Problem Solving

A certain list consists of 21 different numbers. If n is in the list and n is 4 times the average (arithmetic mean) of the other 20 numbers in the list, then n is what fraction of the sum of the 21 numbers in the list?

a) 1/20
b) 1/6
c) 1/5
d) 4/21
e) 5/21

I got this one correct but I am sure there are better ways to crack this than my method. Can you please suggest any alternative method to solve it more efficiently.

Thanks.

My method

According to MGMAT in statistics you should always express the average in terms of sum.

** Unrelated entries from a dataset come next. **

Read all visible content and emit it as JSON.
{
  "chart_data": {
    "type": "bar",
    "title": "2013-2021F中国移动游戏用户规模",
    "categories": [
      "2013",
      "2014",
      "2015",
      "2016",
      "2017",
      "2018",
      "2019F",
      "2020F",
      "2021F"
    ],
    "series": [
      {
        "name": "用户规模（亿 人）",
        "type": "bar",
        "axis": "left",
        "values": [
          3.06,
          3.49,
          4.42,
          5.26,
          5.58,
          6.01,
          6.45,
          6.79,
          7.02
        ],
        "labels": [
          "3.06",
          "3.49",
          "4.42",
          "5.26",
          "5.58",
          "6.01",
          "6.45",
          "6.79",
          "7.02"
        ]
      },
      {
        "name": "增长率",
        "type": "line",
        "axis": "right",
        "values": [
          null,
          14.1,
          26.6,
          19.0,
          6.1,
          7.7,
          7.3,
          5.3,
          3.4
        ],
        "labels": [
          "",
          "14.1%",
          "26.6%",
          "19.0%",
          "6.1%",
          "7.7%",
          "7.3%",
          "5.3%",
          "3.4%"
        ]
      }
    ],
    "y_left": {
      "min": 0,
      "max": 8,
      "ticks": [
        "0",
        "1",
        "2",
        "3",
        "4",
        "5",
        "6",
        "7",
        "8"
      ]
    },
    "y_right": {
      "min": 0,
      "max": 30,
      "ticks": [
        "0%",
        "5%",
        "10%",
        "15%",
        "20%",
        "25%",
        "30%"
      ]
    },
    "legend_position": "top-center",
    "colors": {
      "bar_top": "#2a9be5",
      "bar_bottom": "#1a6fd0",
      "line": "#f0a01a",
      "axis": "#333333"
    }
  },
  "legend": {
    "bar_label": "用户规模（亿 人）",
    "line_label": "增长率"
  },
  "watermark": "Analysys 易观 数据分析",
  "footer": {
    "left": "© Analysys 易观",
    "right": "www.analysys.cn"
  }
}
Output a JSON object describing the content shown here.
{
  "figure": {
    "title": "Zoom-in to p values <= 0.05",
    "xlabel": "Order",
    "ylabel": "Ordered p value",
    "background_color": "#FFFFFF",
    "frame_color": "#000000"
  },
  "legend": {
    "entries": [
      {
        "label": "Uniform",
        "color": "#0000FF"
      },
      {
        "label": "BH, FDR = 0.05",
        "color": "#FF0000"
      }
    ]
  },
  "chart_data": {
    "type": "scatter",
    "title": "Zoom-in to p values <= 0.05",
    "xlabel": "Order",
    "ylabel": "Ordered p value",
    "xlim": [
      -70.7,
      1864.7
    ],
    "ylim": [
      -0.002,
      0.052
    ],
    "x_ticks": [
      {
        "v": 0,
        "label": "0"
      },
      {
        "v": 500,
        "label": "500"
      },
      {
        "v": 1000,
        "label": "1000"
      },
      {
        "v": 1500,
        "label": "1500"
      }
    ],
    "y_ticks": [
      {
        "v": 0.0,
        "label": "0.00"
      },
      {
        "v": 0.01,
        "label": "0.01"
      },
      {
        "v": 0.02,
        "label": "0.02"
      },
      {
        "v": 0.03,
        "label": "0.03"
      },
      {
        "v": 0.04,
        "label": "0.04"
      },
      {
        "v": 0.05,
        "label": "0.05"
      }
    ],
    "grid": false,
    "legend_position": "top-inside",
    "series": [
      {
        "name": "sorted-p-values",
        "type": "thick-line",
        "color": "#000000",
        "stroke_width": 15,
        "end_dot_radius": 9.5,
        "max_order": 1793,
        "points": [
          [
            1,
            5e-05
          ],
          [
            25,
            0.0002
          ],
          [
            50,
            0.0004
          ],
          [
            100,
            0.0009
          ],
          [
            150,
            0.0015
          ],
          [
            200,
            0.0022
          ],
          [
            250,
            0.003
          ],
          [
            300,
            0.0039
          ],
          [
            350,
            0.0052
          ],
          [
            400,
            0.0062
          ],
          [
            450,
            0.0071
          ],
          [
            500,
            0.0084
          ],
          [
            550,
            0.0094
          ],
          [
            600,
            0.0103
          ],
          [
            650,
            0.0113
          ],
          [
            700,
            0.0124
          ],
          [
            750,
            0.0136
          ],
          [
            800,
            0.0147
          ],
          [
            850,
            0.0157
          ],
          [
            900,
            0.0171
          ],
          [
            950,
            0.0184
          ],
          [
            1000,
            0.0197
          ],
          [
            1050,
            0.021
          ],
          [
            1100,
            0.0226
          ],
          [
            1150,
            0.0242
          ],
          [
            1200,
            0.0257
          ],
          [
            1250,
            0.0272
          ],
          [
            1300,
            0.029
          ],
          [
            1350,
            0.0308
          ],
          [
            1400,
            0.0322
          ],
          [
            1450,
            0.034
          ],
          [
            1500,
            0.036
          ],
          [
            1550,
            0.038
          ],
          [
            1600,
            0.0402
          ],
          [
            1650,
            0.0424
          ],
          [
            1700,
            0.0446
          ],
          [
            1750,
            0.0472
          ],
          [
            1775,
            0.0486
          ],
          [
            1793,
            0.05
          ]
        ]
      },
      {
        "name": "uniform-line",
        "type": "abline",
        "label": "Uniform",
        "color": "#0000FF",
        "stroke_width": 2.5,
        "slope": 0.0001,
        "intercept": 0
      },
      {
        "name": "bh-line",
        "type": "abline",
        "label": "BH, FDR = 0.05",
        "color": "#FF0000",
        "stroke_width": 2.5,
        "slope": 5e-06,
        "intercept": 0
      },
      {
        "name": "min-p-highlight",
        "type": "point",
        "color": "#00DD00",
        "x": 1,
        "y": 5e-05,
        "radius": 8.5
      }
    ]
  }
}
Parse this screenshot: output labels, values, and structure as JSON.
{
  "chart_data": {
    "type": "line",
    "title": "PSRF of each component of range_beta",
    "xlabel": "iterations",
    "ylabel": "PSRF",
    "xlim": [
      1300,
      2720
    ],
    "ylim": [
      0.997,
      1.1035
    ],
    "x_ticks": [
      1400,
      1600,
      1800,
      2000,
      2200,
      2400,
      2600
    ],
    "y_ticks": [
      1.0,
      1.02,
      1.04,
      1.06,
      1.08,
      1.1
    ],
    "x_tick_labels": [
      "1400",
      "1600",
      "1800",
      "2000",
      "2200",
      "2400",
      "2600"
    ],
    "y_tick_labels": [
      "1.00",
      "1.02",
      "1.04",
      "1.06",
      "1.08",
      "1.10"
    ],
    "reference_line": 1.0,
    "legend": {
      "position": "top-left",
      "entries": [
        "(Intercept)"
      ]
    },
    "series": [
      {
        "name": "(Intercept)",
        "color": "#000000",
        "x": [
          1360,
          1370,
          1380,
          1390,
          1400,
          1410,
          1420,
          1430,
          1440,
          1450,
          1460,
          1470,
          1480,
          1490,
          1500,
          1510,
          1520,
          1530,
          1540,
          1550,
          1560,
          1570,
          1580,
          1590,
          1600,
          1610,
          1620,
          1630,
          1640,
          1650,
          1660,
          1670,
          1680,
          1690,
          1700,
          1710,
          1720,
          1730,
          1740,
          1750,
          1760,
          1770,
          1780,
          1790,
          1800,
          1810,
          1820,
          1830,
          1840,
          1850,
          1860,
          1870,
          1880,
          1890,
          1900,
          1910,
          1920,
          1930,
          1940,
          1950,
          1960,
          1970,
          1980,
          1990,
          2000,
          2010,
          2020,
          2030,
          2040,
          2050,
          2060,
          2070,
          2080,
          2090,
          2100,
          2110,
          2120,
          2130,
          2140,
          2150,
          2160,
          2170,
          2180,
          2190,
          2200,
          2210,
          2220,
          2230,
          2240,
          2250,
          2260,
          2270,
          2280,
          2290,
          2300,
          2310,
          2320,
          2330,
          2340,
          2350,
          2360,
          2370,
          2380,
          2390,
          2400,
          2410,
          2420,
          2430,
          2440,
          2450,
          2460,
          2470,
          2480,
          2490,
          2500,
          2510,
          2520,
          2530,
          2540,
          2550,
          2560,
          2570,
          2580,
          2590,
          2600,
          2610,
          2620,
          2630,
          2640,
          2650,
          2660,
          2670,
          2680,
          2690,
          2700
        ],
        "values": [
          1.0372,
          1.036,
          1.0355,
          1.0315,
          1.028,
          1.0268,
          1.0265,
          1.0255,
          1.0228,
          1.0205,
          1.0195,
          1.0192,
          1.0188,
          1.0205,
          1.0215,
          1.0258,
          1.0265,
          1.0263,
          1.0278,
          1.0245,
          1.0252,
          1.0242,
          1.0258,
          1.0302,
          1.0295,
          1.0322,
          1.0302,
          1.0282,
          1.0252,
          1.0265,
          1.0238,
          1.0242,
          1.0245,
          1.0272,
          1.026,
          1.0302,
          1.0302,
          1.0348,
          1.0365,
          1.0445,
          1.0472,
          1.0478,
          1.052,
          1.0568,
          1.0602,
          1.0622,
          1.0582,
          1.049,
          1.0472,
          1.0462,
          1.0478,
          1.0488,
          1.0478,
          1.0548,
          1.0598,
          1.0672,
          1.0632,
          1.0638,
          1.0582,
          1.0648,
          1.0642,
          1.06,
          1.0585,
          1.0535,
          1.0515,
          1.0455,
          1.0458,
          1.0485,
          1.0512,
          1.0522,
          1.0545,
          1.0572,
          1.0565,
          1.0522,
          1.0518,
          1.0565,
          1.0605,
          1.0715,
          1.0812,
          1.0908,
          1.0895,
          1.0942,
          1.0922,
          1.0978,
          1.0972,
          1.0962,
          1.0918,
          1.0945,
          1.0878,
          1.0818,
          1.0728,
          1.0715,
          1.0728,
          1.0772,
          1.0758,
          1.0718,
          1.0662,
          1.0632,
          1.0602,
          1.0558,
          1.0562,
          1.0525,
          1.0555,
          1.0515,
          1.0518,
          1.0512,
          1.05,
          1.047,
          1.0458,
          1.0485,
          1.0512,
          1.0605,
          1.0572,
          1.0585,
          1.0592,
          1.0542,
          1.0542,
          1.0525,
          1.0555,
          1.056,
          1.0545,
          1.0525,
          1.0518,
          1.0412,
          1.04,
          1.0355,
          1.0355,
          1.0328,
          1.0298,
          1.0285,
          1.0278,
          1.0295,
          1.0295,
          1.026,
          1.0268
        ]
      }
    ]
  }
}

let the average of first 20 number be a
Its average a = sum/20
Therefore sum = 20a

Now lets b be the average of n and the other 20 numbers which gives us
sum + n/21 = b
==> sum + n = 21b (Substitute n = 4a in this eqn and sum=20a)
==> 20a + 4a = 21b
==> 24a = 21b
==> 8a = 7b
==> b = 8/7a

Now n/n+ sum = 4a/21b (Substitute b = 8/7a in this eqn)
==> 4a/21(8/7a) = 4a/24a
==> 1/6

Therefore OA is B. It took me about 4 to 5 mins to do this right. I have seen this pattern in GMAT problems that you have derive eqns isolate variables and then substitute that variable in the other eqns.

Also can someone please tell me what score range this question is. I believe its in 700-800 question range.

Thanks,
-A